I am running a plain vanilla latent dirichlet allocation model with Numpyro, and I am interested in investigating results once I fix the topic concentration (beta) parameters. I have noticed that 1) if I use substitute() or condition() trying to substitute in a site that does not actually exist in the model, the model runs from scratch and does not throw any error. This can be quite confusing, so I was wondering whether it is intentional; 2) if I substitute in a site that does exist, condition() works while substitute() breaks. As i want to treat beta parameters as data, I thought substitute() would be the most appropriate here, so I wonder what I am doing wrong.

Here the model:

def hmc_simple_model(W, K, alpha, eta):
    D, V = jnp.shape(W)
    N = W.sum(axis = 1)

    with numpyro.plate("topics", K):
        # topic-word distributions
        beta = numpyro.sample("beta", dist.Dirichlet((eta) * jnp.ones([V])))
    with numpyro.plate("docs", D):
        # document-topic distributions
        theta = numpyro.sample("theta", dist.Dirichlet(alpha*jnp.ones([K])))
    ThetaBeta = jnp.matmul(theta, beta)
    distMultinomial = dist.Multinomial(total_count = N, probs = ThetaBeta)
    with numpyro.plate("hist", D):
        numpyro.sample("obs", distMultinomial, obs = W)

Minimal code for data simulation:

D = 200 # n. documents
V = 3000 # n. terms in the vocabulary
eta = 0.2 # hyperparameter for topic concentrations
alpha = 1 # hyperparameter for document distributions
K = 10 # number of topics

# topic-term distributions
beta = dist.Dirichlet(eta * jnp.ones([V])).expand([K]).sample(Key(8))
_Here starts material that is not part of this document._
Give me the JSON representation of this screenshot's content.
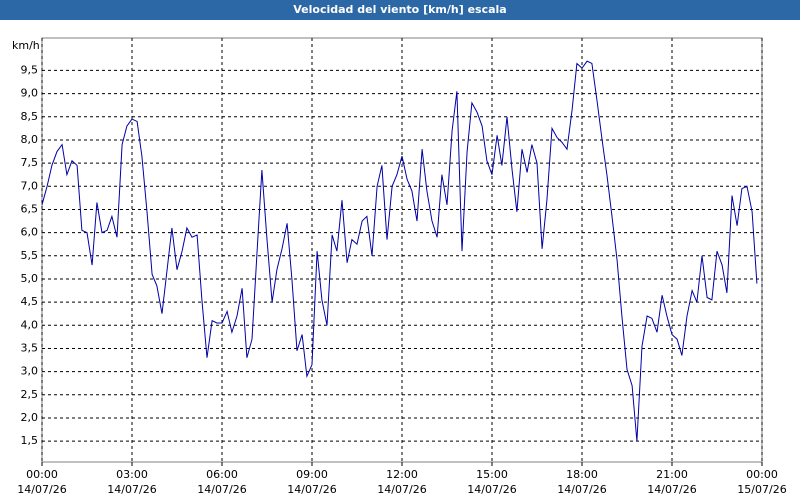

# document-topic distributions
theta = dist.Dirichlet(alpha * jnp.ones([K])).expand([D]).sample(Key(89))

thetabeta = jnp.matmul(theta,beta)
N = jnp.floor(dist.Uniform(100,200).expand([D]).sample(Key(2)))

# doc-term matrix 
W = dist.Multinomial(total_count = N, probs = thetabeta).sample(Key(20))

Minimal code for running the model:

n_warmup = 500
n_samples = 500

# substitute (or condition) with non-existent site: this runs
hmc_model_sub = condition(hmc_simple_model, {"not_a_site" : 5})
nuts_kernel_sub = NUTS(hmc_model_sub)
mcmc_sub = MCMC(nuts_kernel_sub, num_warmup=n_warmup, 
                num_samples=n_samples) = Key(75), W = W, eta=eta, K=K, alpha=alpha)

# substitute with existent site: this does not run (while condition runs)
hmc_model_sub = substitute(hmc_simple_model, {"beta" : beta})
nuts_kernel_sub = NUTS(hmc_model_sub)
mcmc_sub = MCMC(nuts_kernel_sub, num_warmup=n_warmup, 
                num_samples=n_samples) = Key(75), W = W, eta=eta, K=K, alpha=alpha)

And below the error I get when trying substitute() with an existent site:

Screenshot 2021-06-02 at 21.09.31

1 Like

It is a bit tricky to explain why the error happens. For your usage case, I believe that condition is what you want (substitute plays no role in defining a model but it can be used for intervention - like what you did). I’ll add a fix to bypass the error (by telling init strategies skip those substituted sites - please help me open a github issue for this :smiley: because it would be nice to have a better error message) but I think that it is not what you want.

I guess you can also use block to block the beta site (this solution is faster than the condition solution)

hmc_model_sub = block(
    substitute(hmc_simple_model, {"beta" : beta}), hide=["beta"])
1 Like

The difference between condition and substitute is a little unclear in the documentation. And Pyro does not have a substitute poutine, I think, so it may be worth clarifying further.

Would it be also possible to write

hmc_model_sub = block(
    condition(hmc_simple_model, {"beta" : beta}), hide=["beta"])

and if so, should the performance be similar?

1 Like

Yes, the performance should be similar, and using block(condition(...)) is better. substitute is mainly used by internal algorithms and we won’t recommend using it for modeling. Under the hood, condition makes sure that the conditioned sample site is observed, as mentioned in docs.


Just to clarify, the github issue would be about allowing substitute to work directly without the need for block, or about throwing a better error when it does not work directly?

I think the issue is to raise a better error/warning message when an init strategy is used with a substituted model.